Focus on Site and Not Extent for Excision

In difficult cases of osteomyelitis, your surgeon may do a radical excision to remove the infected tissue and the sequestrum. In this case, a larger segment of the bone may be removed to expose the underlying healthy bone and this leaves a defect to heal. “The resulting defect in the bone will have a crater or saucer appearance,” says Woodward.

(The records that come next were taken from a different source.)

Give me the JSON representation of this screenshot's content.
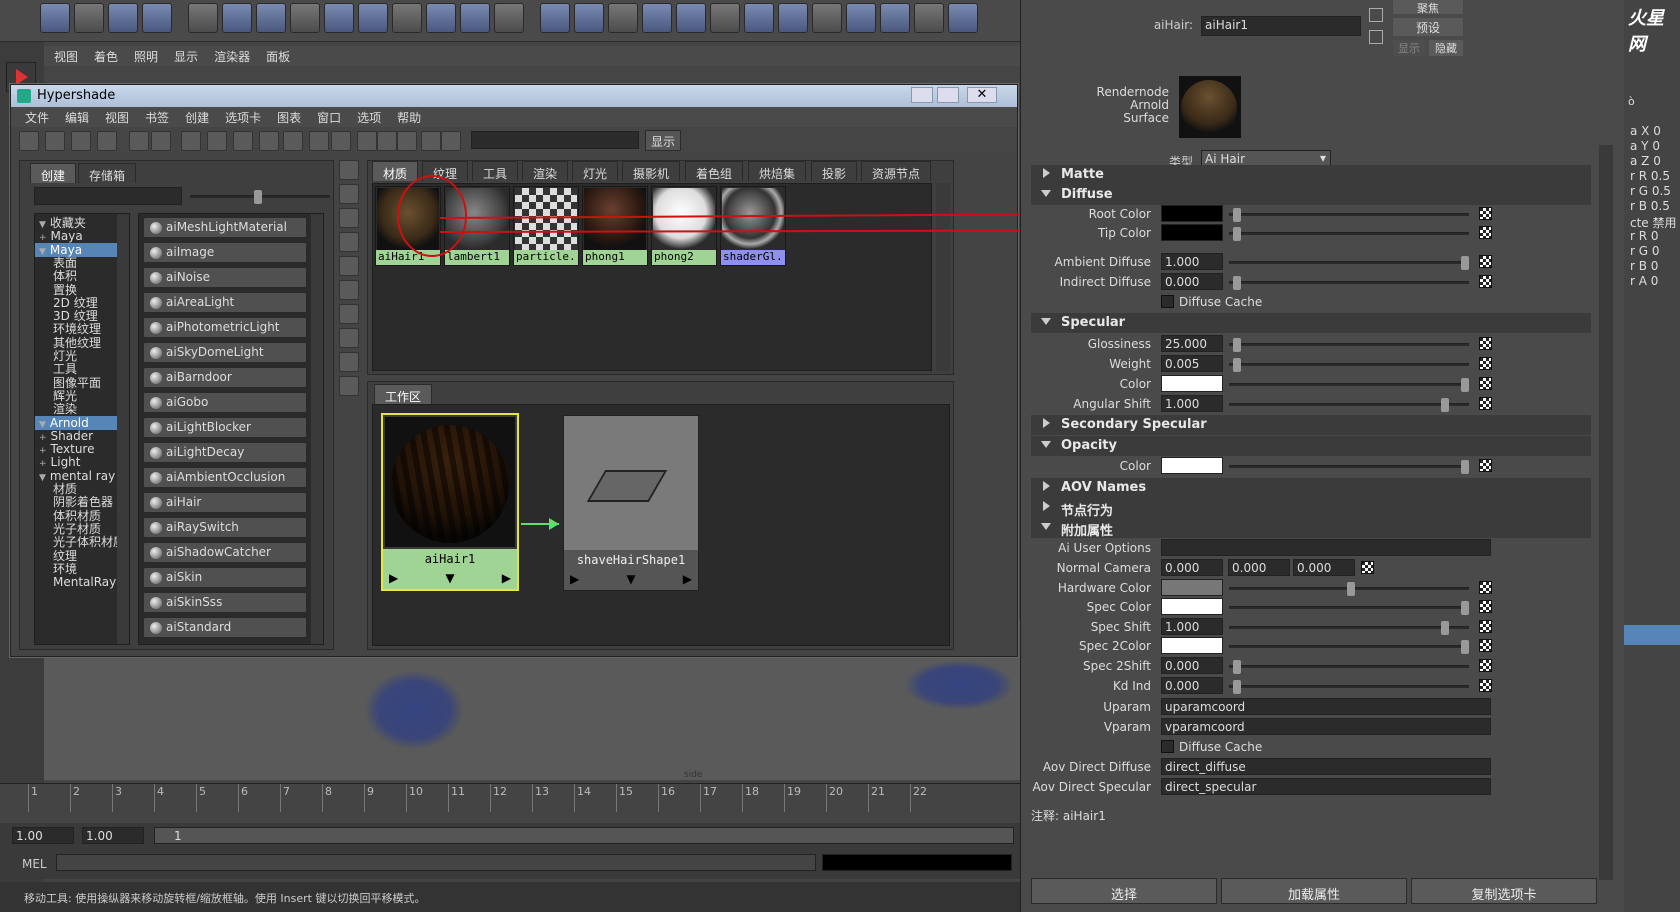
{
  "viewport_menu": [
    "视图",
    "着色",
    "照明",
    "显示",
    "渲染器",
    "面板"
  ],
  "hypershade": {
    "title": "Hypershade",
    "menu": [
      "文件",
      "编辑",
      "视图",
      "书签",
      "创建",
      "选项卡",
      "图表",
      "窗口",
      "选项",
      "帮助"
    ],
    "show_button": "显示",
    "left_tabs": [
      "创建",
      "存储箱"
    ],
    "tree": [
      {
        "label": "收藏夹",
        "indent": 0,
        "exp": "▼"
      },
      {
        "label": "Maya",
        "indent": 1,
        "exp": "+"
      },
      {
        "label": "Maya",
        "indent": 0,
        "exp": "▼",
        "sel": true
      },
      {
        "label": "表面",
        "indent": 2
      },
      {
        "label": "体积",
        "indent": 2
      },
      {
        "label": "置换",
        "indent": 2
      },
      {
        "label": "2D 纹理",
        "indent": 2
      },
      {
        "label": "3D 纹理",
        "indent": 2
      },
      {
        "label": "环境纹理",
        "indent": 2
      },
      {
        "label": "其他纹理",
        "indent": 2
      },
      {
        "label": "灯光",
        "indent": 2
      },
      {
        "label": "工具",
        "indent": 2
      },
      {
        "label": "图像平面",
        "indent": 2
      },
      {
        "label": "辉光",
        "indent": 2
      },
      {
        "label": "渲染",
        "indent": 2
      },
      {
        "label": "Arnold",
        "indent": 0,
        "exp": "▼",
        "sel": true
      },
      {
        "label": "Shader",
        "indent": 1,
        "exp": "+"
      },
      {
        "label": "Texture",
        "indent": 1,
        "exp": "+"
      },
      {
        "label": "Light",
        "indent": 1,
        "exp": "+"
      },
      {
        "label": "mental ray",
        "indent": 0,
        "exp": "▼"
      },
      {
        "label": "材质",
        "indent": 2
      },
      {
        "label": "阴影着色器",
        "indent": 2
      },
      {
        "label": "体积材质",
        "indent": 2
      },
      {
        "label": "光子材质",
        "indent": 2
      },
      {
        "label": "光子体积材质",
        "indent": 2
      },
      {
        "label": "纹理",
        "indent": 2
      },
      {
        "label": "环境",
        "indent": 2
      },
      {
        "label": "MentalRay ...",
        "indent": 2
      }
    ],
    "nodes": [
      "aiMeshLightMaterial",
      "aiImage",
      "aiNoise",
      "aiAreaLight",
      "aiPhotometricLight",
      "aiSkyDomeLight",
      "aiBarndoor",
      "aiGobo",
      "aiLightBlocker",
      "aiLightDecay",
      "aiAmbientOcclusion",
      "aiHair",
      "aiRaySwitch",
      "aiShadowCatcher",
      "aiSkin",
      "aiSkinSss",
      "aiStandard"
    ],
    "top_tabs": [
      "材质",
      "纹理",
      "工具",
      "渲染",
      "灯光",
      "摄影机",
      "着色组",
      "烘焙集",
      "投影",
      "资源节点"
    ],
    "swatches": [
      {
        "label": "aiHair1",
        "kind": "hair",
        "color": "#9fd494"
      },
      {
        "label": "lambert1",
        "kind": "grey",
        "color": "#9fd494"
      },
      {
        "label": "particle...",
        "kind": "checker",
        "color": "#9fd494"
      },
      {
        "label": "phong1",
        "kind": "dark",
        "color": "#9fd494"
      },
      {
        "label": "phong2",
        "kind": "white",
        "color": "#9fd494"
      },
      {
        "label": "shaderGl...",
        "kind": "glass",
        "color": "#8f8ff0"
      }
    ],
    "work_tab": "工作区",
    "work_nodes": {
      "left": "aiHair1",
      "right": "shaveHairShape1"
    }
  },
  "attribute_editor": {
    "node_label": "aiHair:",
    "node_name": "aiHair1",
    "btn_focus": "聚焦",
    "btn_preset": "预设",
    "btn_show": "显示",
    "btn_hide": "隐藏",
    "rendernode_label": "Rendernode Arnold Surface",
    "type_label": "类型",
    "type_value": "Ai Hair",
    "sections": {
      "matte": "Matte",
      "diffuse": "Diffuse",
      "specular": "Specular",
      "secondary": "Secondary Specular",
      "opacity": "Opacity",
      "aov": "AOV Names",
      "node_behavior": "节点行为",
      "extra": "附加属性"
    },
    "attrs": {
      "root_color": "Root Color",
      "tip_color": "Tip Color",
      "ambient_diffuse": "Ambient Diffuse",
      "ambient_diffuse_v": "1.000",
      "indirect_diffuse": "Indirect Diffuse",
      "indirect_diffuse_v": "0.000",
      "diffuse_cache": "Diffuse Cache",
      "glossiness": "Glossiness",
      "glossiness_v": "25.000",
      "weight": "Weight",
      "weight_v": "0.005",
      "color": "Color",
      "angular_shift": "Angular Shift",
      "angular_shift_v": "1.000",
      "op_color": "Color",
      "ai_user_options": "Ai User Options",
      "normal_camera": "Normal Camera",
      "nc_x": "0.000",
      "nc_y": "0.000",
      "nc_z": "0.000",
      "hardware_color": "Hardware Color",
      "spec_color": "Spec Color",
      "spec_shift": "Spec Shift",
      "spec_shift_v": "1.000",
      "spec2color": "Spec 2Color",
      "spec2shift": "Spec 2Shift",
      "spec2shift_v": "0.000",
      "kd_ind": "Kd Ind",
      "kd_ind_v": "0.000",
      "uparam": "Uparam",
      "uparam_v": "uparamcoord",
      "vparam": "Vparam",
      "vparam_v": "vparamcoord",
      "diffuse_cache2": "Diffuse Cache",
      "aov_direct_diffuse": "Aov Direct Diffuse",
      "aov_direct_diffuse_v": "direct_diffuse",
      "aov_direct_specular": "Aov Direct Specular",
      "aov_direct_specular_v": "direct_specular"
    },
    "note": "注释: aiHair1",
    "bottom_buttons": [
      "选择",
      "加载属性",
      "复制选项卡"
    ]
  },
  "channel_box": [
    "a X 0",
    "a Y 0",
    "a Z 0",
    "r R 0.5",
    "r G 0.5",
    "r B 0.5",
    "cte 禁用",
    "r R 0",
    "r G 0",
    "r B 0",
    "r A 0"
  ],
  "right_top_label": "ò",
  "watermark": "火星网",
  "timeline": [
    "1",
    "2",
    "3",
    "4",
    "5",
    "6",
    "7",
    "8",
    "9",
    "10",
    "11",
    "12",
    "13",
    "14",
    "15",
    "16",
    "17",
    "18",
    "19",
    "20",
    "21",
    "22"
  ],
  "range": {
    "start": "1.00",
    "cur": "1.00",
    "frame": "1"
  },
  "mel": "MEL",
  "help": "移动工具: 使用操纵器来移动旋转框/缩放框轴。使用 Insert 键以切换回平移模式。",
  "viewport_label": "side",
  "colors": {
    "accent": "#5685b8",
    "swatch_green": "#9fd494",
    "arrow": "#cc1111"
  }
}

Example: You may read that your surgeon removed a segment of the infected bone and then irrigated the defect. For a craterization/saucerization, the area of infected bone is removed with sharp instruments such as curettes/ronguers/osteotomes and taken down to fresh bleeding bone, Stout says. Again, as with the other infections, the bone and soft tissues will be irrigated with antibiotic solution, the surrounding tissue will be debrided of any dead or infected tissue, antibiotic beads may be inserted and the wound closed. Drains are virtually always placed. “The wound may be closed over a sterile drape-type pouch, termed an antibiotic bead pouch,” Mallon says.

Once again, as in sequestrectomy, depending upon the structure involved in the shoulder area, you report codes 23180 (Partial excision [craterization, saucerization, or diaphysectomy] bone [e.g., osteomyelitis], clavicle), 23182 (Partial excision [craterization, saucerization, or diaphysectomy] bone [e.g., osteomyelitis], scapula), or 23184 (Partial excision [craterization, saucerization, or diaphysectomy] bone [e.g., osteomyelitis], proximal humerus). “The technique of diaphysectomy involves partial or complete excision of the shaft of the bone,” Stout says.

Note: The codes 23180-23184 apply for any partial excision be it craterization, saucerization, or excision of a segment of diaphysis.

Caution: Your surgeon may or may not be draining a soft tissue abscess in the same area during the craterization or saucerization. As with the sequestrectomy, any incision and drainage of this or debridement would be part of the base procedure as long as it was in the same/surrounding area.